Pero como no somos unidad de cuerpo y alma sino muchos cuerpos y almas, no somos una narrativa sino varias, ni una memoria y un olvido sino varios, y tampoco somos la misma experiencia sino distintas y cambiantes. No pensamos lo mismo, no hemos vivido lo mismo, no hay como recordar y olvidar lo mismo. Eso, además de la terca ceguera, es lo que nos está pasando en el Perú. Algunos vivimos la violencia política, otros, muchos, resulta que no. Y la vivimos de formas tan complejas y distintas, que no podemos olvidar y recordar conjuntamente los mismos hechos. Por eso, no hemos decidido tampoco qué quedará para la historia oficial y qué no.
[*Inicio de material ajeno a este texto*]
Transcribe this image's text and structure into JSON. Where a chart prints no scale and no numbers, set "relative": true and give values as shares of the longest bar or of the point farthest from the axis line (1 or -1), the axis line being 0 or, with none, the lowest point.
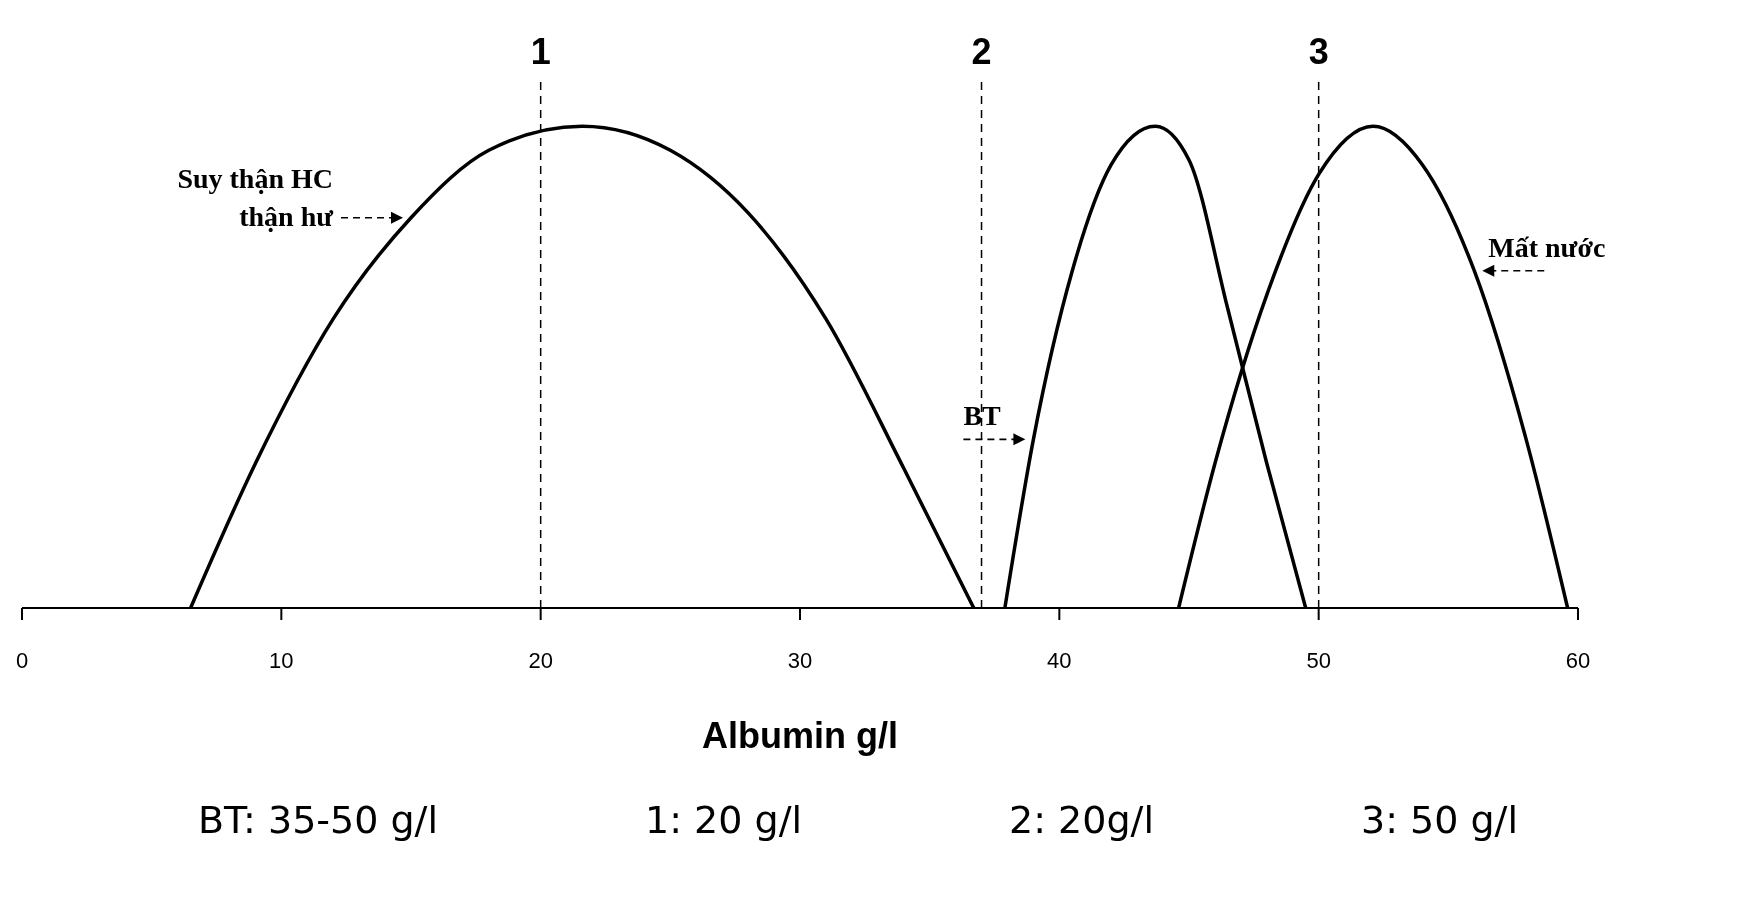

Para no eternizarnos en el purgatorio de la posguerra, tenemos que asumir nuestras responsabilidades con el pasado y con el futuro, concretamente con los jóvenes que sin haberlo vivido, hoy lo heredan. Reclamamos que ignoran su propia historia, pero ¿de qué nos quejamos si hasta ahora no terminamos de reconocer y resolver lo que nos hicimos a nosotros mismos en el tiempo de la violencia? He ahí el dilema que enfrentamos en el presente respecto al futuro. Para dar la talla hoy, tenemos que proponernos seriamente, como nación, saldar las cuentas pendientes con nuestro pasado reciente, desde nuestras dolorosas y encontradas experiencias de la violencia política.